Spirals of air spun into pari guards, these wearing a deep gray-green. “We have come to escort you out,” one said. None of us had the energy to fight them. We fell into step with them, and were escorted from the arena. A small group of female pari, dressed in similar long coats, met us in the waiting room. “We will take them now,” one said, and I recognized her voice.

She met my eyes and smiled faintly. The male guards fell away with nods, and we continued on. As we did, the female guards chatted quietly among themselves.

“I did tell you not all agreed with the Pari,” the apparent leader whispered.

I dipped my chin in response.

“There will be repercussions from this. But you have gained yourselves time, so well done.” We turned down a different hall and were propelled into a more normal-sized room. “Sit.” We obeyed. The women arrayed themselves around the room, leaving the one to speak with us. “Loycia. I tried to warn you that you would regret leaving.”

“I don’t regret it,” Louise shot back. “I don’t like what’s happened, but I don’t regret leaving.” She shifted. “What do you want Karae?”

“As I told your companion, not all of us agree with the Pari. He does not speak for all of us.” She smiled impishly. “So we are going to have fun!”

I put a hand back on my knife. Fun didn’t sound good right now. She waved a hand at me. “No, silly one. I mean we will have fun with the Pari. He’s too… pushy. He thinks to change everything. Small change is good. Large change, not so much. He sent Davith and Maik out to start that change. Now he knows that subtle will not suffice.”

“Maik. Mike? He was pari?” I knew it, but it still hit hard. The woman – Karae – threw me a sympathetic glance and nodded. “Great.” She reached over and patted my hand.

“One of the Pari’s finest spies, if not his finest fighter. You confused them, Weasel Montgomery. To their loss. The next wave will not be so easily quelled. Davith over-acted, over-reached. But I give you several gifts to help you.” She gestured to the women, and several stepped forward. “To stop the glamor, to guard against magic of ill-intent, and a special gift, found in Davith’s rooms. We got there before the Pari,” she added with a grin.

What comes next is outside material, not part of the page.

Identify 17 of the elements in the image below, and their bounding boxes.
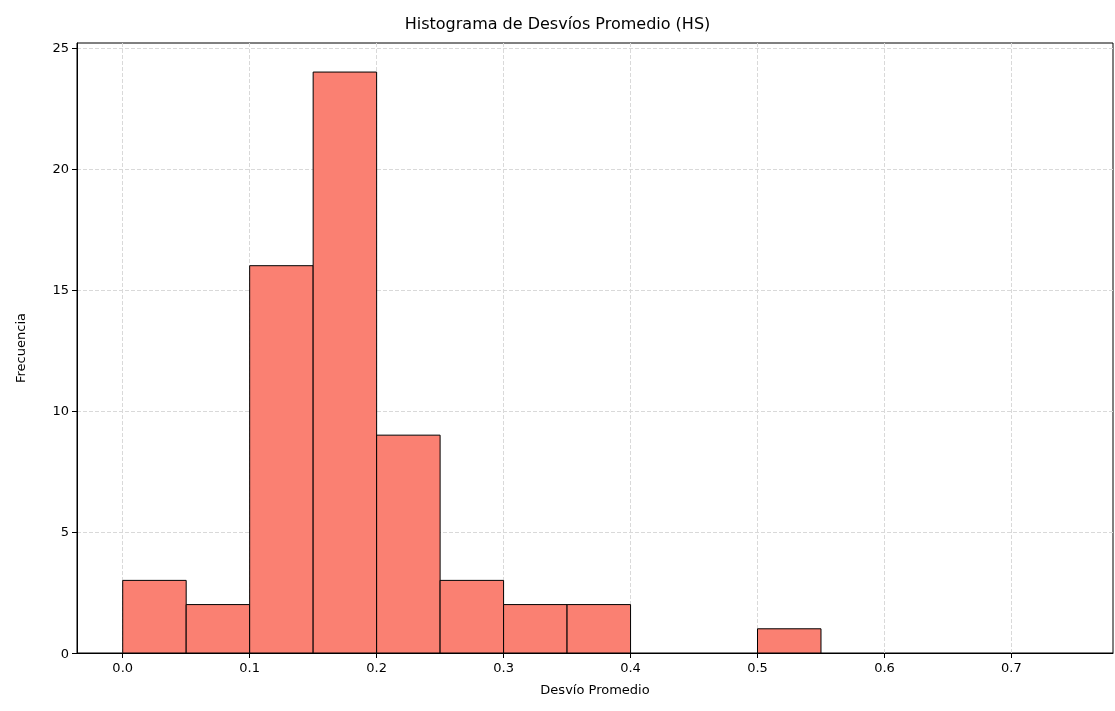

We were each handed a small box, and to me they handed a larger and heavier box with a handle. “Do not open it until you are safely home,” the woman holding it warned.

“One last thing.” Karae’s humor vanished. “You are no longer welcome here. Do not attempt to return. That we will obey. This place is closed to you, Loycia. You disgrace your family and further kin. We will have to fight to regain our places.”

Louise nodded, her expression downcast.

“Until such time as there is a new Pari,” Karae whispered, offering a sliver of hope.

She gestured, and we stood beside the narrow road, not far from my suv. We trekked to it in silence, climbed in (without the shocks protesting this time), and headed out. We were alive, Dave was dead, but there was still too much to process.

31.

“You’ve got to be joking!” I snapped. I’d opened the box finally, after Louise had gone home to her roommates, hoping a little glamor would prevent questions. George was camped out on the sofa, and I’d taken the box to the kitchen to open it.

“What?”

“You’ve GOT to be KIDDING me!”

He appeared in the doorway, corralling a kitten. “What?”

The box held a wee, hissing baby uber. It was completely hideous, in a terribly dinosaur-cute kind of way. It looked like the adult I’d killed.

“What do I do with this?” I asked. “I can’t… what… great.”

“What is it?” George asked.

“A baby uber. Like the big one.”

He groaned. “Alive?”

“Yeah.”

I met its gaze, and it chirruped, oversize head wobbling on its skinny neck. I reached in and tickled it under the beak. It nipped at me. “Great. Guess I’ve got another pet?”